L'entrepreneur internet américain Jason Calacanis, qui est actionnaire d'Uber, a déploré l'altercation entre Travis Kalanick et son chauffeur. Il a toutefois tenu à défendre le PDG d'Uber en soulignant que l'entreprise a dû défier les règles pour gagner le droit d'exister. 

« Si vous passez tout votre temps à vous battre, parfois vous allez acquérir une mentalité de combattant. »

Catherine Privé reconnaît que par définition, les entrepreneurs ne font pas dans la dentelle. « Les leaders ont souvent des comportements forts et affirmés, alors dans des situations négatives, c'est parfois mal canalisé », note-t-elle en se demandant si M. Kalanick ne devrait pas confier la direction générale d'Uber à un gestionnaire professionnel.

« L'entrepreneur n'aime pas voir ce qui ne marche pas alors que les gestionnaires, eux, sont là pour faire la résolution de problèmes », résume Mme Privé.

L'incident survenu dans la voiture Uber de San Francisco a cristallisé l'un des principaux défis auxquels est actuellement confrontée l'entreprise californienne, dont la valeur est estimée à plus de 68 milliards US : les tensions grandissantes entre ses dirigeants et ses dizaines de milliers de chauffeurs. Ceux-ci se disent sous-payés, mais dans la vidéo, Travis Kalanick rétorque que c'est en baissant ses tarifs qu'Uber a réussi à résister face à des concurrents comme Lyft.

Active dans plus de 500 villes du monde, contre environ 200 pour Lyft, Uber domine le marché du transport à bord de voitures de particuliers.
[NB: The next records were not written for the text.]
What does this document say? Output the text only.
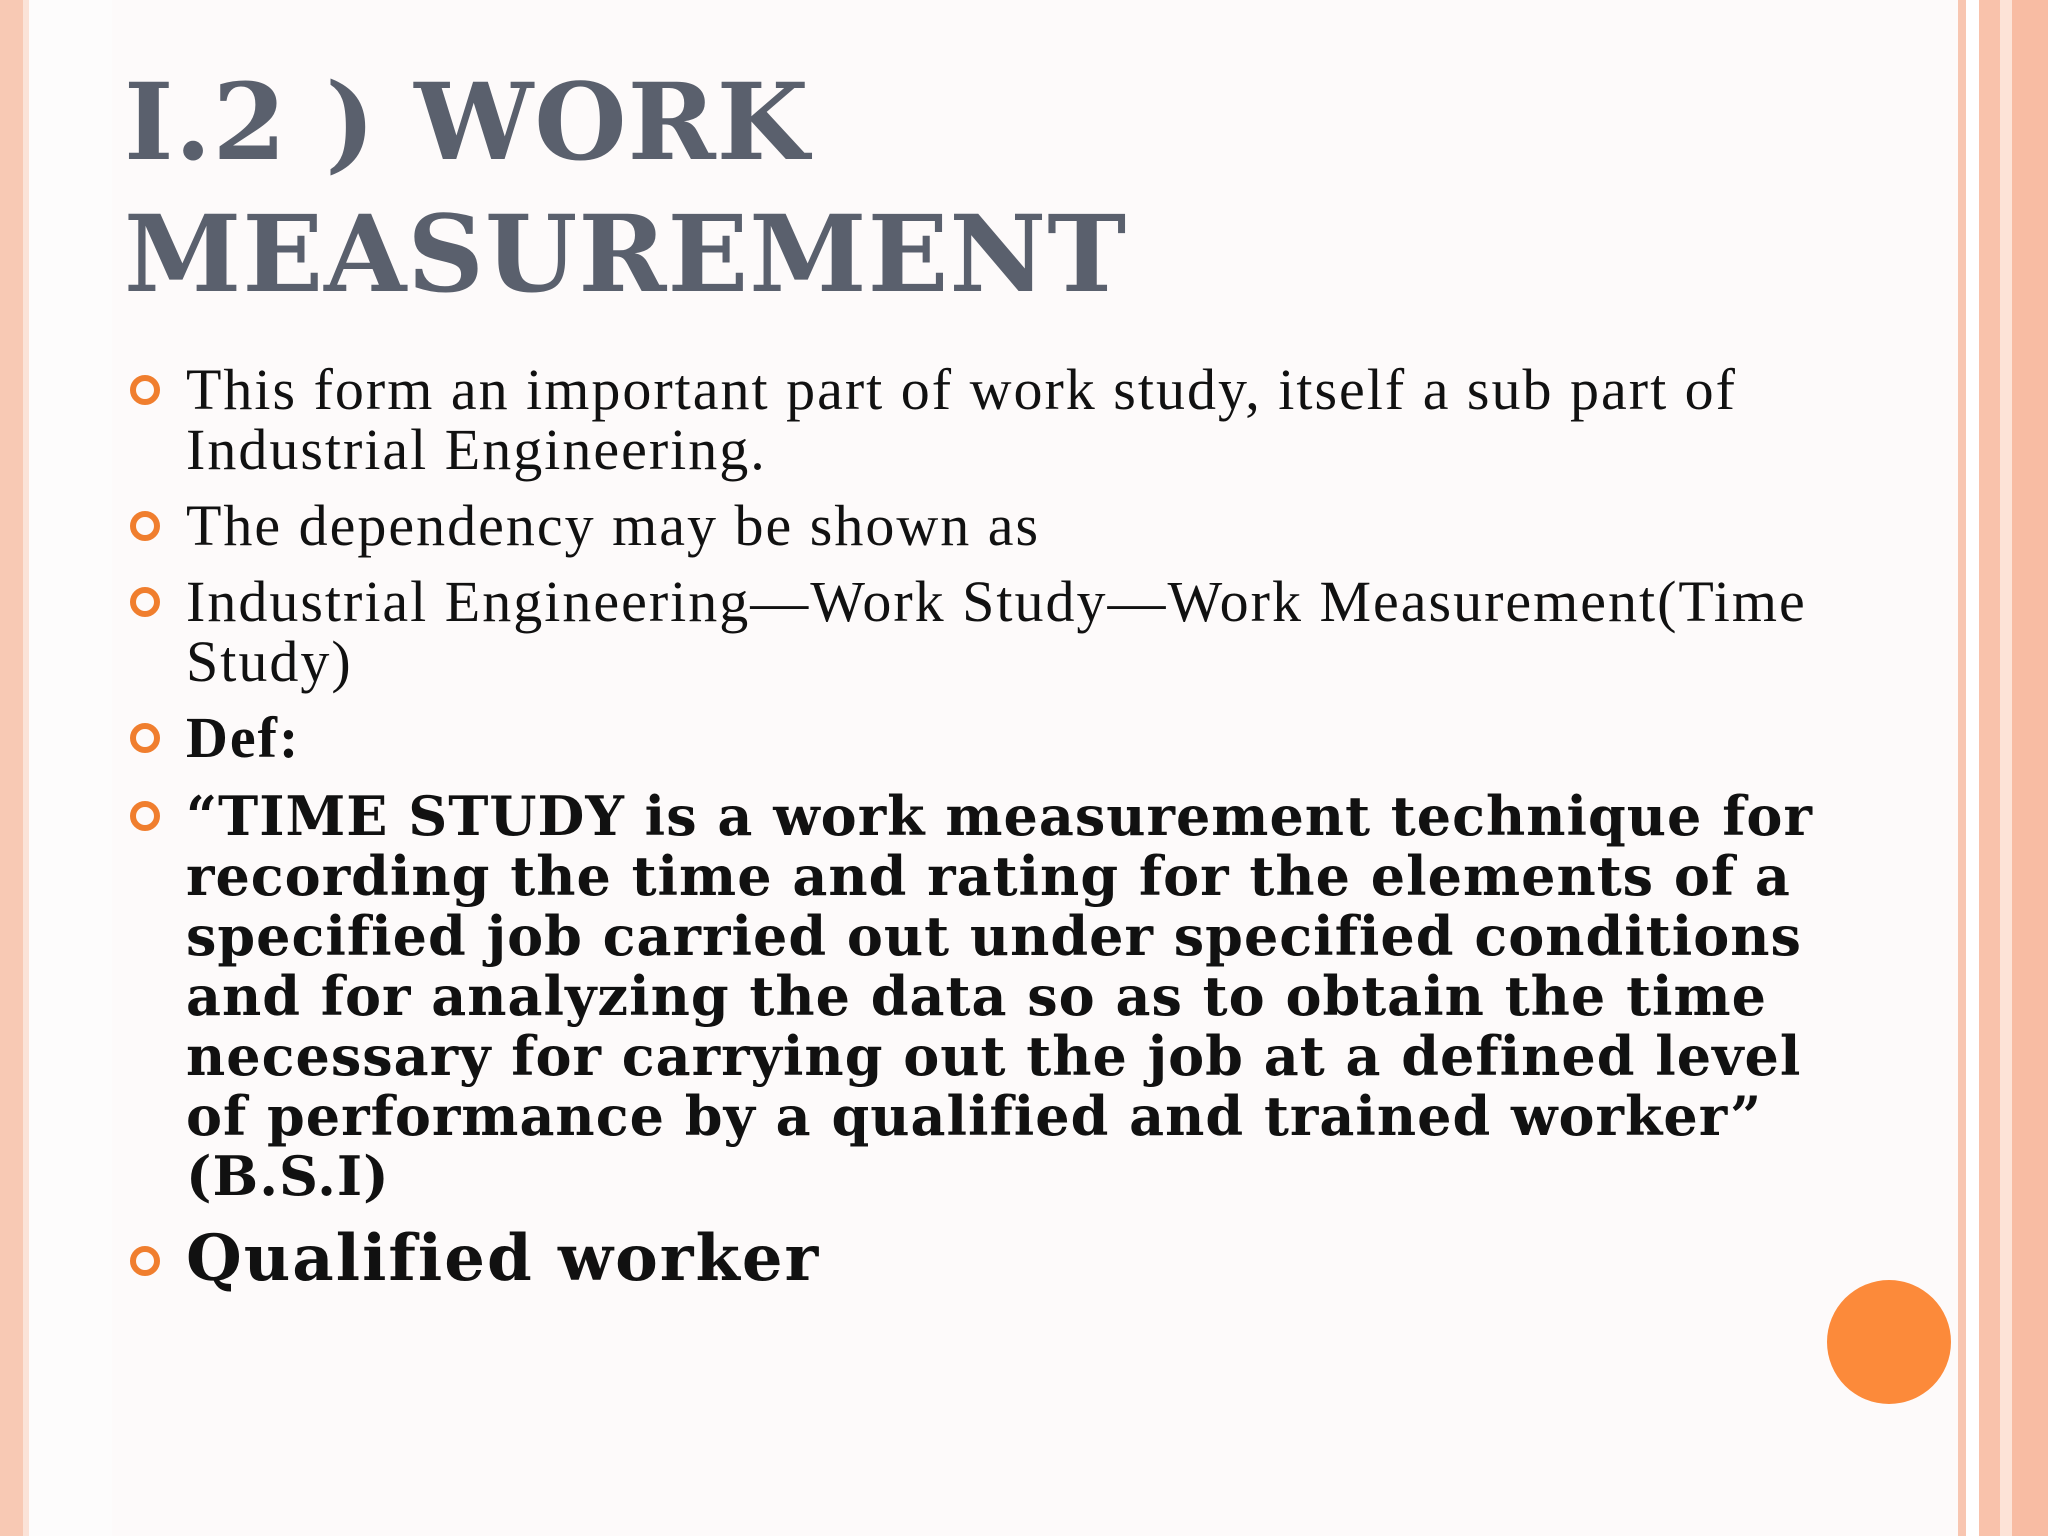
I.2 ) WORK
MEASUREMENT
This form an important part of work study, itself a sub part of Industrial Engineering.
The dependency may be shown as
Industrial Engineering—Work Study—Work Measurement(Time Study)
Def:
“TIME STUDY is a work measurement technique for recording the time and rating for the elements of a specified job carried out under specified conditions and for analyzing the data so as to obtain the time necessary for carrying out the job at a defined level of performance by a qualified and trained worker” (B.S.I)
Qualified worker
L'entreprise demeure toutefois lourdement déficitaire : selon Bloomberg, elle a perdu plus de 2,2 milliards US sur des revenus de 3,8 milliards US au cours des neuf premiers mois de 2016.

D'autres tuiles pour Uber

Sexisme

Le 19 février, l'ingénieure Susan Fowler, qui a travaillé pendant un an chez Uber à San Francisco, a publié un texte sur son blogue pour dénoncer des épisodes de sexisme et de harcèlement sexuel au sein de l'entreprise. Trois jours plus tard, le New York Times a renchéri avec un article décrivant une « culture de travail débridée ». Travis Kalanick a réagi en organisant une rencontre avec une centaine d'ingénieures d'Uber et en demandant une enquête à Eric Holder, ancien procureur général des États-Unis.

Décret Trump

À la fin de janvier, plus de 200 000 personnes ont désinstallé leur application Uber, reprochant à l'entreprise de nuire à une grève de chauffeurs de taxi new-yorkais visant à dénoncer le décret antiréfugiés du président Donald Trump. Uber avait abaissé ses tarifs (en suspendant sa « tarification dynamique »), donnant l'impression de vouloir profiter de la situation. Au début de février, Travis Kalanick a quitté le conseil consultatif sur l'économie de M. Trump, invoquant le décret.

Secrets commerciaux

La semaine dernière, Google a intenté une poursuite contre Uber, accusant l'un des employés de sa filiale Otto, spécialisée dans les véhicules autonomes, d'avoir volé des secrets commerciaux en emportant avec lui 14 000 fichiers appartenant à sa propre filiale active dans le domaine, Waymo. Après avoir travaillé chez Google pendant près de neuf ans, Anthony Levandowski a fondé Otto au début de 2016 et a vendu la firme à Uber en août pour 680 millions US.